In a press release about the new hotline and virtual service, NJ Attorney General Matthew Platkin said the following:
“New Jersey has always been a national leader in gaming, as the first to allow casino gambling outside Nevada and the first to launch Internet gaming. And we are now focusing on making our pioneering state the standard in responsible gaming practices. The efforts announced today underscore our commitment to helping problem gamblers by expanding the entry points for self-exclusion and other methods to receive assistance.”
Players can self-exclude from internet gaming by filling out an online application and completing a verification process on the DGE website. A meeting is required for self-exclusion from brick-and-mortar casino gambling.
NJ taking big swings at responsible, problem gambling
The state has been taking a proactive approach to both problem gambling and NJ responsible gambling, which are two distinct ideas.
Gambling operators in NJ were among the early adopters of two-step authentication for online and mobile players. Regulators did not force operators to do this. But the subtle messaging coming from the NJDGE made clear it was expected.
Then, the NJDGE rolled out new regulations for online casino and sportsbook operators. NJ now requires internet gambling companies to monitor user activity for defined “red flags” and intervene when necessary.
In April, the state attorney general announced a series of responsible gambling initiatives aimed at curbing excessive or misleading marketing. Platkin unveiled those efforts during his keynote address at the East Coast Gaming Congress at Hard Rock Hotel & Casino Atlantic City.
That package also included the creation of the state’s first Responsible Gaming Coordinator, a position currently held by Deputy Attorney General Jamie McKelvey.
The DGE is also preparing to launch an updated Responsible Gaming landing page on its website, according to the press release.
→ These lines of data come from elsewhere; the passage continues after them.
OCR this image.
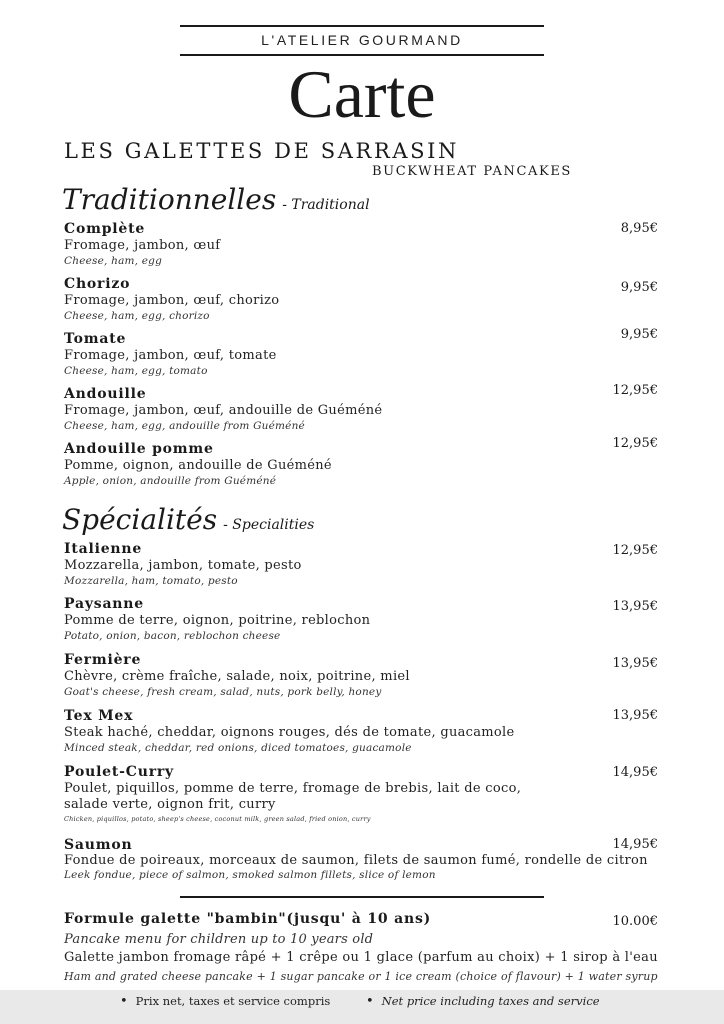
L'ATELIER GOURMAND
Carte
LES GALETTES DE SARRASIN
BUCKWHEAT PANCAKES
Traditionnelles - Traditional
Complète
Fromage, jambon, œuf
Cheese, ham, egg
8,95€
Chorizo
Fromage, jambon, œuf, chorizo
Cheese, ham, egg, chorizo
9,95€
Tomate
Fromage, jambon, œuf, tomate
Cheese, ham, egg, tomato
9,95€
Andouille
Fromage, jambon, œuf, andouille de Guéméné
Cheese, ham, egg, andouille from Guéméné
12,95€
Andouille pomme
Pomme, oignon, andouille de Guéméné
Apple, onion, andouille from Guéméné
12,95€
Spécialités - Specialities
Italienne
Mozzarella, jambon, tomate, pesto
Mozzarella, ham, tomato, pesto
12,95€
Paysanne
Pomme de terre, oignon, poitrine, reblochon
Potato, onion, bacon, reblochon cheese
13,95€
Fermière
Chèvre, crème fraîche, salade, noix, poitrine, miel
Goat's cheese, fresh cream, salad, nuts, pork belly, honey
13,95€
Tex Mex
Steak haché, cheddar, oignons rouges, dés de tomate, guacamole
Minced steak, cheddar, red onions, diced tomatoes, guacamole
13,95€
Poulet-Curry
Poulet, piquillos, pomme de terre, fromage de brebis, lait de coco,
salade verte, oignon frit, curry
Chicken, piquillos, potato, sheep's cheese, coconut milk, green salad, fried onion, curry
14,95€
Saumon
Fondue de poireaux, morceaux de saumon, filets de saumon fumé, rondelle de citron
Leek fondue, piece of salmon, smoked salmon fillets, slice of lemon
14,95€
Formule galette "bambin"(jusqu' à 10 ans)	10.00€
Pancake menu for children up to 10 years old
Galette jambon fromage râpé + 1 crêpe ou 1 glace (parfum au choix) + 1 sirop à l'eau
Ham and grated cheese pancake + 1 sugar pancake or 1 ice cream (choice of flavour) + 1 water syrup
• Prix net, taxes et service compris	• Net price including taxes and service
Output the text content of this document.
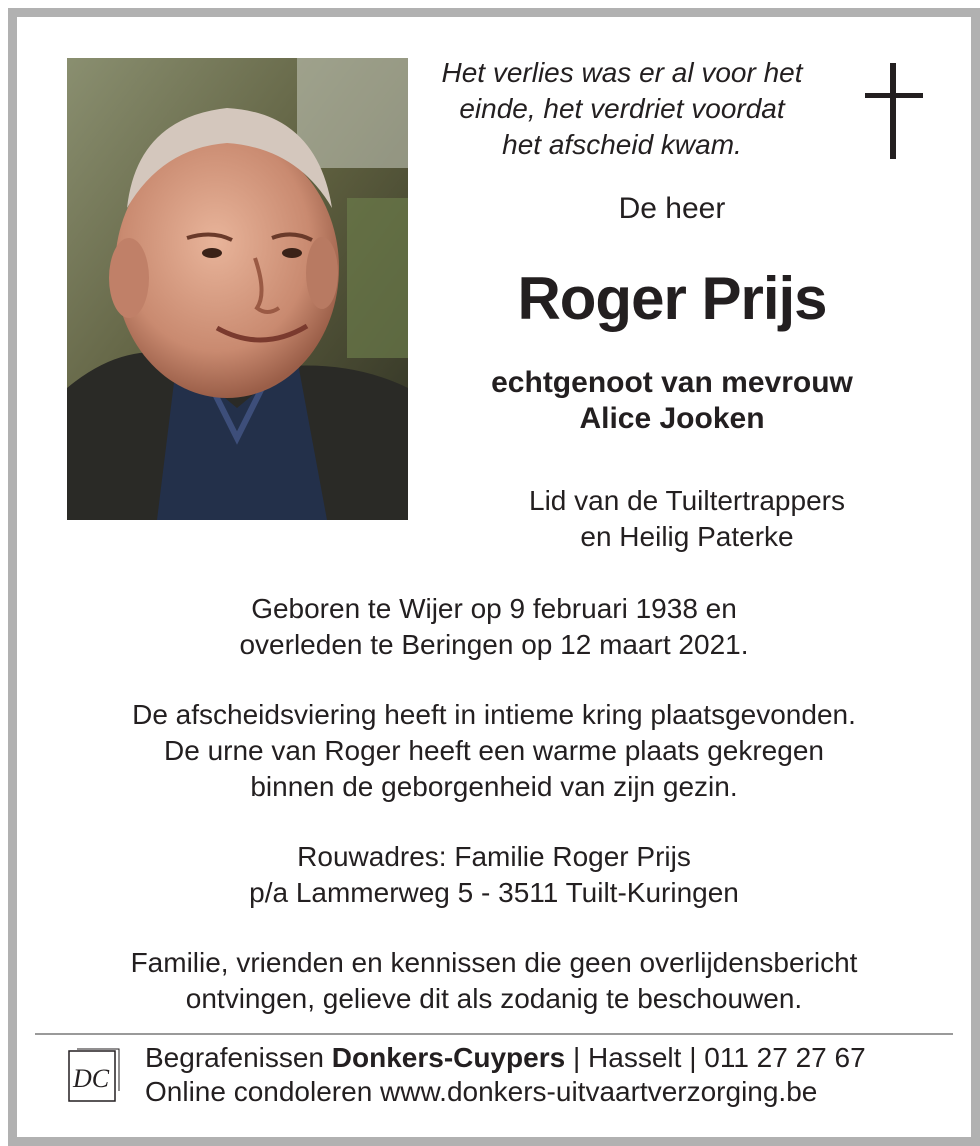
Het verlies was er al voor het
einde, het verdriet voordat
het afscheid kwam.
De heer
Roger Prijs
echtgenoot van mevrouw
Alice Jooken
Lid van de Tuiltertrappers
en Heilig Paterke
Geboren te Wijer op 9 februari 1938 en
overleden te Beringen op 12 maart 2021.
De afscheidsviering heeft in intieme kring plaatsgevonden.
De urne van Roger heeft een warme plaats gekregen
binnen de geborgenheid van zijn gezin.
Rouwadres: Familie Roger Prijs
p/a Lammerweg 5 - 3511 Tuilt-Kuringen
Familie, vrienden en kennissen die geen overlijdensbericht
ontvingen, gelieve dit als zodanig te beschouwen.
DC
Begrafenissen Donkers-Cuypers | Hasselt | 011 27 27 67
Online condoleren www.donkers-uitvaartverzorging.be
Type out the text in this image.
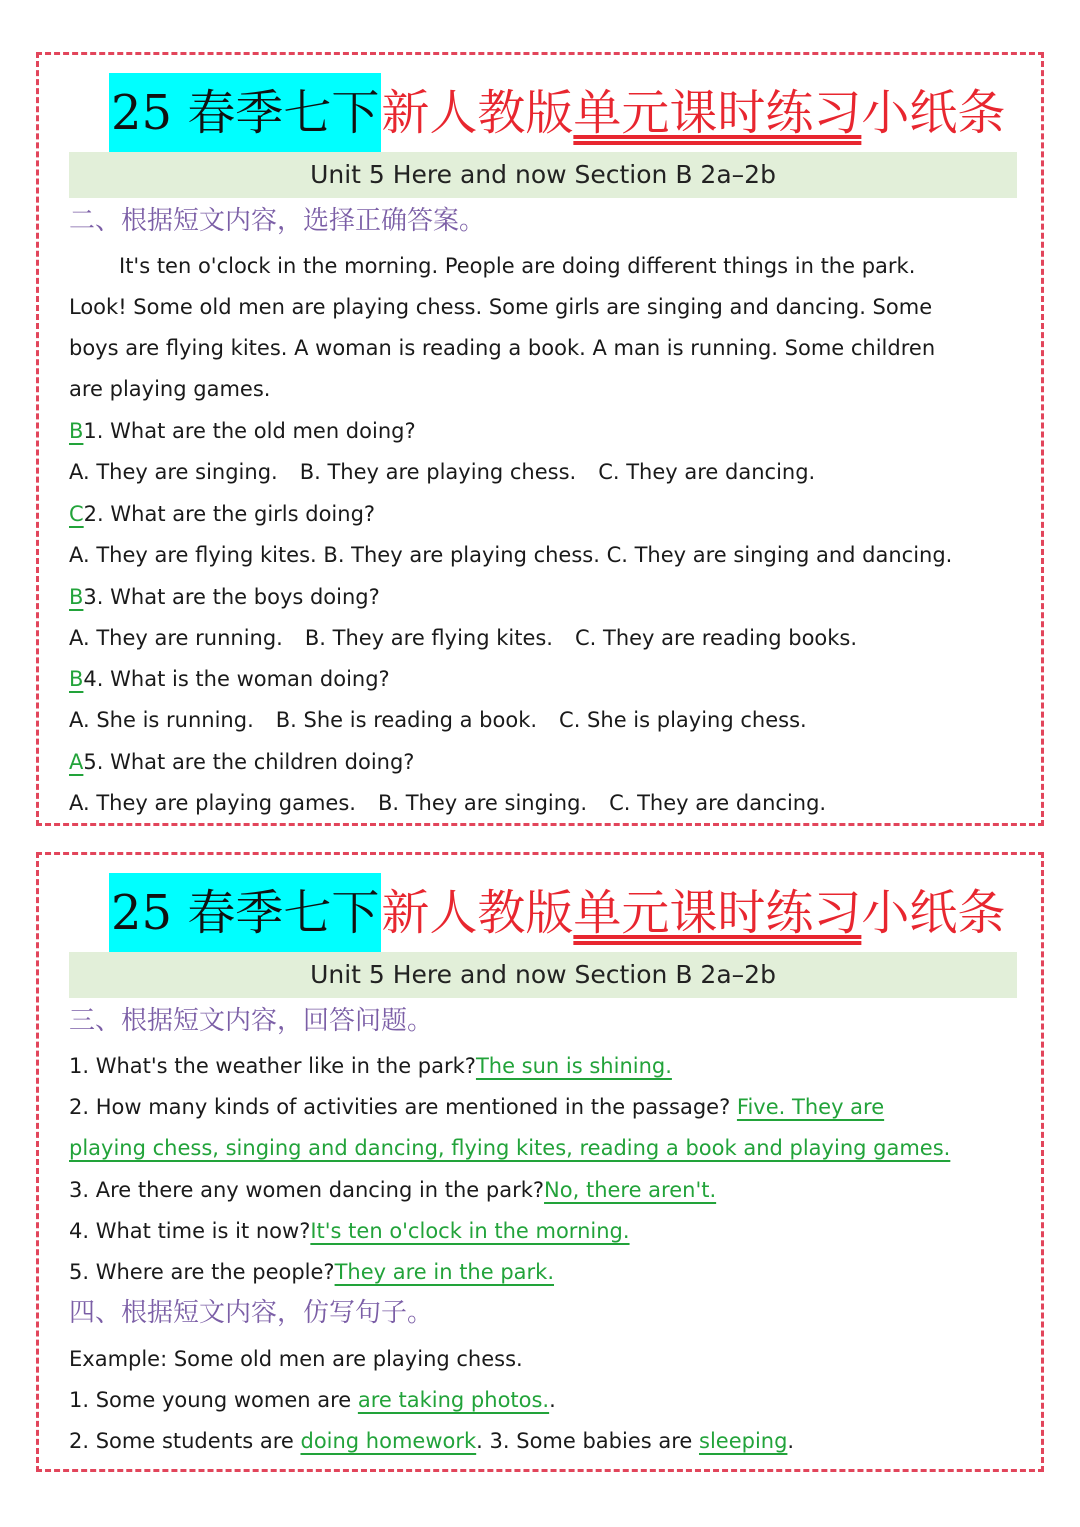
25 春季七下新人教版单元课时练习小纸条
Unit 5 Here and now Section B 2a–2b
二、根据短文内容，选择正确答案。
It's ten o'clock in the morning. People are doing different things in the park.
Look! Some old men are playing chess. Some girls are singing and dancing. Some
boys are flying kites. A woman is reading a book. A man is running. Some children
are playing games.
B1. What are the old men doing?
A. They are singing. B. They are playing chess. C. They are dancing.
C2. What are the girls doing?
A. They are flying kites. B. They are playing chess. C. They are singing and dancing.
B3. What are the boys doing?
A. They are running. B. They are flying kites. C. They are reading books.
B4. What is the woman doing?
A. She is running. B. She is reading a book. C. She is playing chess.
A5. What are the children doing?
A. They are playing games. B. They are singing. C. They are dancing.
25 春季七下新人教版单元课时练习小纸条
Unit 5 Here and now Section B 2a–2b
三、根据短文内容，回答问题。
1. What's the weather like in the park?The sun is shining.
2. How many kinds of activities are mentioned in the passage? Five. They are
playing chess, singing and dancing, flying kites, reading a book and playing games.
3. Are there any women dancing in the park?No, there aren't.
4. What time is it now?It's ten o'clock in the morning.
5. Where are the people?They are in the park.
四、根据短文内容，仿写句子。
Example: Some old men are playing chess.
1. Some young women are are taking photos..
2. Some students are doing homework. 3. Some babies are sleeping.
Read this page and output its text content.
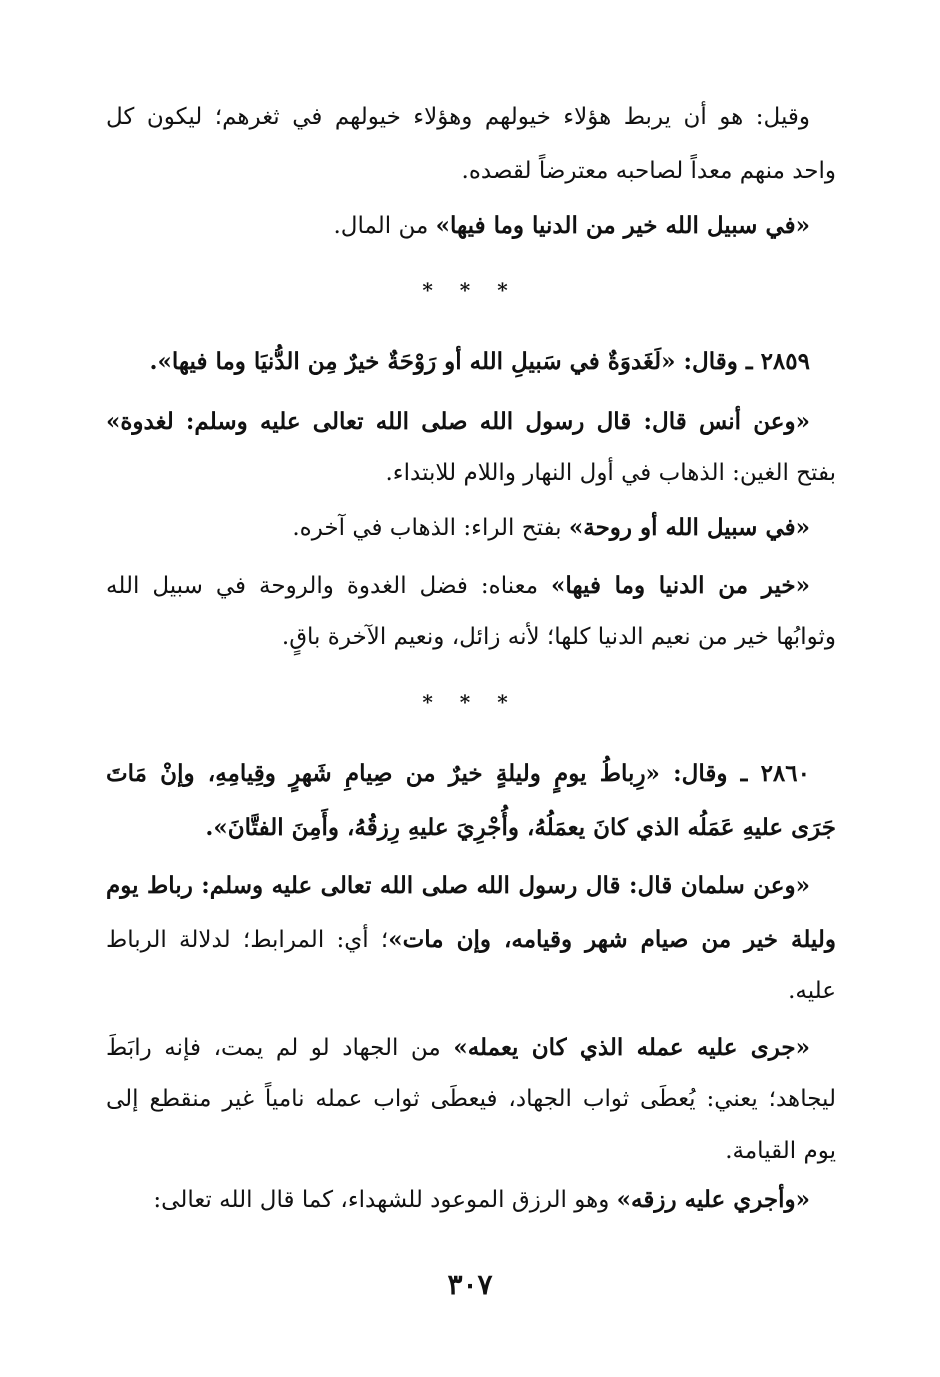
وقيل: هو أن يربط هؤلاء خيولهم وهؤلاء خيولهم في ثغرهم؛ ليكون كل
واحد منهم معداً لصاحبه معترضاً لقصده.
«في سبيل الله خير من الدنيا وما فيها» من المال.
٢٨٥٩ ـ وقال: «لَغَدوَةٌ في سَبيلِ الله أو رَوْحَةٌ خيرٌ مِن الدُّنيَا وما فيها».
«وعن أنس قال: قال رسول الله صلى الله تعالى عليه وسلم: لغدوة»
بفتح الغين: الذهاب في أول النهار واللام للابتداء.
«في سبيل الله أو روحة» بفتح الراء: الذهاب في آخره.
«خير من الدنيا وما فيها» معناه: فضل الغدوة والروحة في سبيل الله
وثوابُها خير من نعيم الدنيا كلها؛ لأنه زائل، ونعيم الآخرة باقٍ.
٢٨٦٠ ـ وقال: «رِباطُ يومٍ وليلةٍ خيرٌ من صِيامِ شَهرٍ وقِيامِهِ، وإنْ مَاتَ
جَرَى عليهِ عَمَلُه الذي كانَ يعمَلُهُ، وأُجْرِيَ عليهِ رِزقُهُ، وأَمِنَ الفتَّانَ».
«وعن سلمان قال: قال رسول الله صلى الله تعالى عليه وسلم: رباط يوم
وليلة خير من صيام شهر وقيامه، وإن مات»؛ أي: المرابط؛ لدلالة الرباط
عليه.
«جرى عليه عمله الذي كان يعمله» من الجهاد لو لم يمت، فإنه رابَطَ
ليجاهد؛ يعني: يُعطَى ثواب الجهاد، فيعطَى ثواب عمله نامياً غير منقطع إلى
يوم القيامة.
«وأجري عليه رزقه» وهو الرزق الموعود للشهداء، كما قال الله تعالى:
* * *
* * *
٣٠٧
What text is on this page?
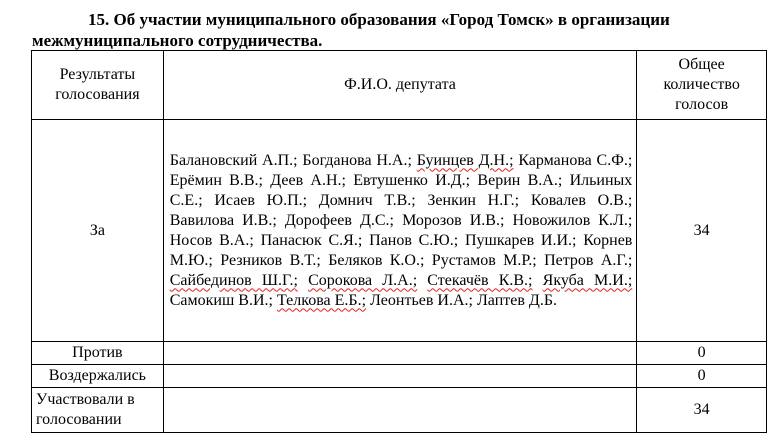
15. Об участии муниципального образования «Город Томск» в организации
межмуниципального сотрудничества.
Результаты голосования	Ф.И.О. депутата	Общее количество голосов
За	Балановский А.П.; Богданова Н.А.; Буинцев Д.Н.; Карманова С.Ф.; Ерёмин В.В.; Деев А.Н.; Евтушенко И.Д.; Верин В.А.; Ильиных С.Е.; Исаев Ю.П.; Домнич Т.В.; Зенкин Н.Г.; Ковалев О.В.; Вавилова И.В.; Дорофеев Д.С.; Морозов И.В.; Новожилов К.Л.; Носов В.А.; Панасюк С.Я.; Панов С.Ю.; Пушкарев И.И.; Корнев М.Ю.; Резников В.Т.; Беляков К.О.; Рустамов М.Р.; Петров А.Г.; Сайбединов Ш.Г.; Сорокова Л.А.; Стекачёв К.В.; Якуба М.И.; Самокиш В.И.; Телкова Е.Б.; Леонтьев И.А.; Лаптев Д.Б.	34
Против		0
Воздержались		0
Участвовали в голосовании		34
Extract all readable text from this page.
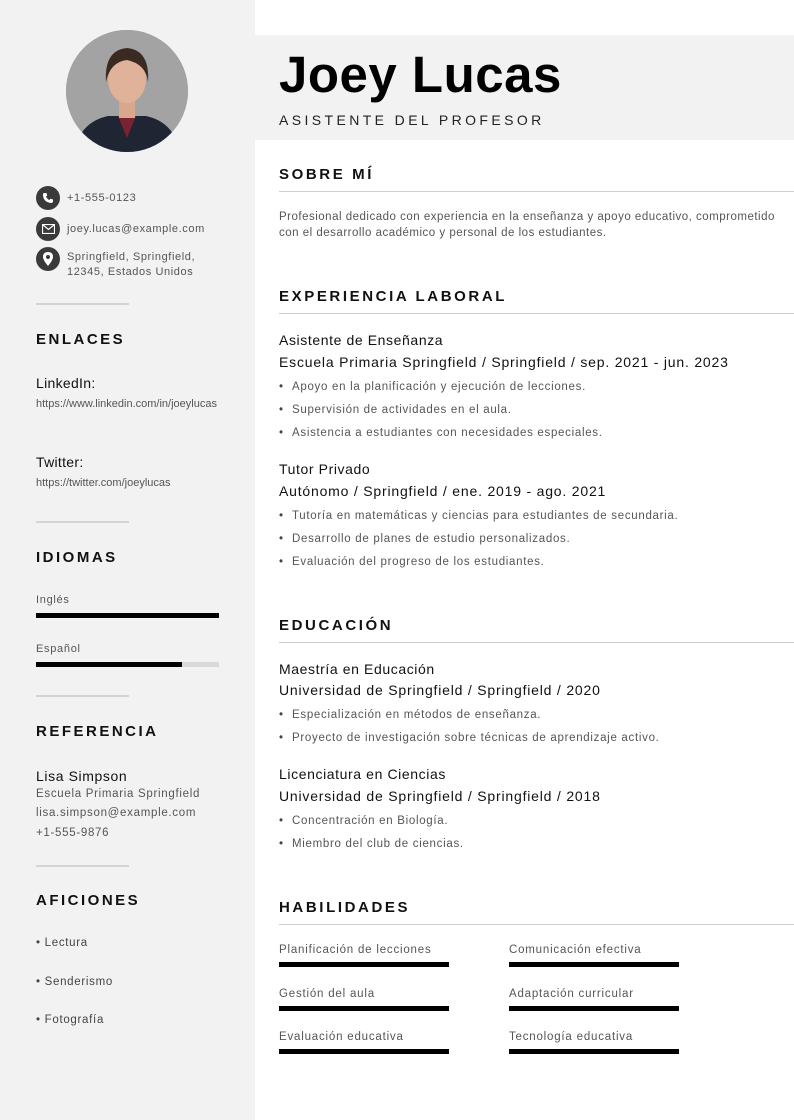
+1-555-0123
joey.lucas@example.com
Springfield, Springfield,
12345, Estados Unidos
ENLACES
LinkedIn:
https://www.linkedin.com/in/joeylucas
Twitter:
https://twitter.com/joeylucas
IDIOMAS
Inglés
Español
REFERENCIA
Lisa Simpson
Escuela Primaria Springfield
lisa.simpson@example.com
+1-555-9876
AFICIONES
• Lectura
• Senderismo
• Fotografía
Joey Lucas
ASISTENTE DEL PROFESOR
SOBRE MÍ
Profesional dedicado con experiencia en la enseñanza y apoyo educativo, comprometido con el desarrollo académico y personal de los estudiantes.
EXPERIENCIA LABORAL
Asistente de Enseñanza
Escuela Primaria Springfield / Springfield / sep. 2021 - jun. 2023
• Apoyo en la planificación y ejecución de lecciones.
• Supervisión de actividades en el aula.
• Asistencia a estudiantes con necesidades especiales.
Tutor Privado
Autónomo / Springfield / ene. 2019 - ago. 2021
• Tutoría en matemáticas y ciencias para estudiantes de secundaria.
• Desarrollo de planes de estudio personalizados.
• Evaluación del progreso de los estudiantes.
EDUCACIÓN
Maestría en Educación
Universidad de Springfield / Springfield / 2020
• Especialización en métodos de enseñanza.
• Proyecto de investigación sobre técnicas de aprendizaje activo.
Licenciatura en Ciencias
Universidad de Springfield / Springfield / 2018
• Concentración en Biología.
• Miembro del club de ciencias.
HABILIDADES
Planificación de lecciones	Comunicación efectiva
Gestión del aula	Adaptación curricular
Evaluación educativa	Tecnología educativa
The RG page contains a variety of information, including:
- Self-exclusion information
- Annual reports by Rutgers University examining the impact of Internet gaming and sports wagering and analyze patterns of play across all players and bets during the year
- DGE’s responsible gaming best practices for operators
- DGE’s responsible gaming regulations
“We hope the new tools being unveiled today will help to further reduce the risk of problem gambling,” said NJDGE Director David Rebuck. “By promoting responsible gaming practices, we can help keep gaming an enjoyable and entertaining activity for all.”